Radicale. La décision est tombée mardi dernier, la Banque Foiben’i Madagasikara (BFM) a annoncé une hausse de son taux directeur à 12 %, contre 10,5 % précédemment. Derrière ce chiffre technique se cache une réalité bien concrète car emprunter de l’argent coûtera désormais plus cher, pour les ménages comme pour les entreprises. En toile de fond, une inflation à craindre et un contexte international tendu. En effet, depuis deux ans, l’inflation ne cesse de grimper, tirée par la hausse du prix du riz, des produits importés et de l’énergie domestique. En mars 2025, elle atteignait déjà 8,4 % en glissement annuel, un niveau bien supérieur aux prévisions. Face à cette spirale, la BFM a opté pour un durcissement de sa politique monétaire. « Il s’agit de calmer les anticipations d’inflation et de préserver la stabilité des prix à moyen terme », explique un socio-économiste ayant suivi cette tendance haussière de près. Cependant sur le terrain, cette stratégie peine à convaincre. « Cette décision va freiner brutalement l’activité économique. L’accès au crédit va se restreindre, en particulier pour les PME déjà fragilisées par la hausse des coûts », s’alarme un opérateur du secteur agroalimentaire. Selon lui, le risque est réel de voir une partie du tissu entrepreneurial s’asphyxier dans les mois à venir, faute de trésorerie et de perspectives.
Plaie profonde
Cependant, notre socio-économiste reconnaît la nécessité d’agir face à l’inflation, mais appelle à un dosage plus fin : « Relever les taux d’intérêt est un outil classique, mais il ne faut pas en faire une réponse unique. Il faut aussi agir sur les facteurs structurels : la dépendance aux importations, le déficit énergétique, ou encore l’instabilité logistique.
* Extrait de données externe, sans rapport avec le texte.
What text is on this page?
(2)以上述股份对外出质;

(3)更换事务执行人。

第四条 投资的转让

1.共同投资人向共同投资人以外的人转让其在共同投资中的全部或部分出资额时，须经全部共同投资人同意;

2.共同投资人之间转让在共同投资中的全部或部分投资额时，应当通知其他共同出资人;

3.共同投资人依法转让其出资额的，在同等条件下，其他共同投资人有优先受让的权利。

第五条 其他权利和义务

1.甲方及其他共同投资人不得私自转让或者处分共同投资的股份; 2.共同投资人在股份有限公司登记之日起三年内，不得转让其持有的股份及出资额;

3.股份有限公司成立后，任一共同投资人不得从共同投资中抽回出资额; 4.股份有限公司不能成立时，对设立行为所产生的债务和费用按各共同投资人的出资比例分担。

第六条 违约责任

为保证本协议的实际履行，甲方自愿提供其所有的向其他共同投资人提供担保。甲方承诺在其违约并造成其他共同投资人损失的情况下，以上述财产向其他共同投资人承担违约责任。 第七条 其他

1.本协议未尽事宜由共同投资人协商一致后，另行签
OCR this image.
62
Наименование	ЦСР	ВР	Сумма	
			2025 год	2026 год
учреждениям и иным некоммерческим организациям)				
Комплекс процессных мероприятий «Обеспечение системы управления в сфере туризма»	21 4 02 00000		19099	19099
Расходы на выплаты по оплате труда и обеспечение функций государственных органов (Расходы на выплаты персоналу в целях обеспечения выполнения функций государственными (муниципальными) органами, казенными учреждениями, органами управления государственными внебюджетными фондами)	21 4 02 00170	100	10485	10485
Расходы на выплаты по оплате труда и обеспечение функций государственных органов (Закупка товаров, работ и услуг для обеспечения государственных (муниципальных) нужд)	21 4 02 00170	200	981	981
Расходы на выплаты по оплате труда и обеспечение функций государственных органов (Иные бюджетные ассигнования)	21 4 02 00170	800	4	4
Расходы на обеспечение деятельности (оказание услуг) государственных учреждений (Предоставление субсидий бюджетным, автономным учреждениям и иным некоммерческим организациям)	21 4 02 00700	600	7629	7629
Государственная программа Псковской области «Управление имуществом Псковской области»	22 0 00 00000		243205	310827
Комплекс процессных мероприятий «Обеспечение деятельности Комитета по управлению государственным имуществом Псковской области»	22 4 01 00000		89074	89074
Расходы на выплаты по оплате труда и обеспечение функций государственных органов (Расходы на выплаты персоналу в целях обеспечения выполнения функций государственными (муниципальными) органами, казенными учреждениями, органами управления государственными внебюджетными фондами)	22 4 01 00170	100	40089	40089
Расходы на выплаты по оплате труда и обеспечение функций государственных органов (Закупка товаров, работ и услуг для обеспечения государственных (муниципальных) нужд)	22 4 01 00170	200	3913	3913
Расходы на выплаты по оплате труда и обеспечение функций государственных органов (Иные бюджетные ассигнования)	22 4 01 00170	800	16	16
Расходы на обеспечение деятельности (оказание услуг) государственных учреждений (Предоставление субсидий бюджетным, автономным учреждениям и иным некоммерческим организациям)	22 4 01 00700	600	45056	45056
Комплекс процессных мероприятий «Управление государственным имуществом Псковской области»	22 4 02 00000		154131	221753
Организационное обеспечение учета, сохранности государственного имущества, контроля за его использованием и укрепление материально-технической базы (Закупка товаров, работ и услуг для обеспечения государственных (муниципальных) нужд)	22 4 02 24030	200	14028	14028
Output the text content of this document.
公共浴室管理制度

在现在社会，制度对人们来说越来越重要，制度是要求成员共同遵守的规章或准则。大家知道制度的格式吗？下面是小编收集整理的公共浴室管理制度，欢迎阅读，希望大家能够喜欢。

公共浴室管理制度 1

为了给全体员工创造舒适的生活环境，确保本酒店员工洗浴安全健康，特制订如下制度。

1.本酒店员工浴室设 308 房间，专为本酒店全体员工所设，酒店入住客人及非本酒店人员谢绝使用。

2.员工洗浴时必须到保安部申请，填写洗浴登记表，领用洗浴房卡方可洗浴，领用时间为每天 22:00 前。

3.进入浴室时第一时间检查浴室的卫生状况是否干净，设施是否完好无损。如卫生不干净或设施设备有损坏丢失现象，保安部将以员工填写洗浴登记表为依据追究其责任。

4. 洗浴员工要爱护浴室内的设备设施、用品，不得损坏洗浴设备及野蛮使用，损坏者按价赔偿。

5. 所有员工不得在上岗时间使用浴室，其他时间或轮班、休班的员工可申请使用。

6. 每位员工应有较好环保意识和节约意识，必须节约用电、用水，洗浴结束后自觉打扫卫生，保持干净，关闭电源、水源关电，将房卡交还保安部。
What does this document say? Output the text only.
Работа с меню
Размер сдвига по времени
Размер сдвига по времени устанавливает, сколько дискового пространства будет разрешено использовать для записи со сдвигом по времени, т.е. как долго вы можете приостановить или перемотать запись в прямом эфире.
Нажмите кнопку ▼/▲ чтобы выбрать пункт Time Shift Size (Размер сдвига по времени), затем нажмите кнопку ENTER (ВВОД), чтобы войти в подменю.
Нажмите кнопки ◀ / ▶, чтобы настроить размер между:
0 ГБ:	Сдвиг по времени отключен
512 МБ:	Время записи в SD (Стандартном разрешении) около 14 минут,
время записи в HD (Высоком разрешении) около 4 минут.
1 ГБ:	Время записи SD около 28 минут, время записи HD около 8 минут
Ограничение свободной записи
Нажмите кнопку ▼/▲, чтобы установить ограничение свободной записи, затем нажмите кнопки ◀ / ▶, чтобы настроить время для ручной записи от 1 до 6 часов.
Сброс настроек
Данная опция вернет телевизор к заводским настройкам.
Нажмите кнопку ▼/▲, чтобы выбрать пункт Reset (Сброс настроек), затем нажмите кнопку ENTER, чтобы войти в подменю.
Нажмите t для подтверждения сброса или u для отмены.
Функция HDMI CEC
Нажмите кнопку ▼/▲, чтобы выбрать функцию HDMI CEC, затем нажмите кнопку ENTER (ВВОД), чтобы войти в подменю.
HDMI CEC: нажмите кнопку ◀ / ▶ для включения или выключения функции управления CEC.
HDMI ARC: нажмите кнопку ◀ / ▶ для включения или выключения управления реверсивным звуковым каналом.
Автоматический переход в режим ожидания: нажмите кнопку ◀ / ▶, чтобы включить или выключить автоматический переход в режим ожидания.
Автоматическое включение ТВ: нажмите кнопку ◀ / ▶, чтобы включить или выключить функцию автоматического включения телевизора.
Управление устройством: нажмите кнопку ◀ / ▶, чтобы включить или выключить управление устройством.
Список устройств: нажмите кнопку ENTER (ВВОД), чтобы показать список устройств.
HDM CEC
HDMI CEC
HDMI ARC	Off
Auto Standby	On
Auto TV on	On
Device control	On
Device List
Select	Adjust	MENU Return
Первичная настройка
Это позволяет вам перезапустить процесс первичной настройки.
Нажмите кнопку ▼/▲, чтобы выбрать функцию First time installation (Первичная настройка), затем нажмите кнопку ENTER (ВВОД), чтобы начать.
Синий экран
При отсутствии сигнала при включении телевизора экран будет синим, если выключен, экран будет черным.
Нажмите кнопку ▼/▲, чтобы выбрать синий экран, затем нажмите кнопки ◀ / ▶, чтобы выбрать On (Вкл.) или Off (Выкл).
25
Sans cela, la politique monétaire restera un simple pansement sur une plaie profonde». Du côté des ménages, la pilule est amère. Un père de famille de quatre enfants résidant dans l’Atsimondrano, témoigne : « Le riz coûte déjà le double d’il y a deux ans. L’électricité, on la coupe pour ne pas exploser le budget. Et maintenant, on nous dit que tout va devenir encore plus cher, même les crédits ? C’est comme si on nous demandait de survivre sans respirer ». Pour lui, la situation frôle la détresse car les petits salaires ne suivent plus, et les aides sociales restent insuffisantes ou quasi inexistantes. La BFM, de son côté, dit rester vigilante et prête à ajuster sa politique si la situation venait à empirer. Mais à Madagascar, où près des trois quarts de la population vivent sous le seuil de pauvreté, la bataille contre l’inflation ne peut ignorer les conséquences sociales de ses propres remèdes.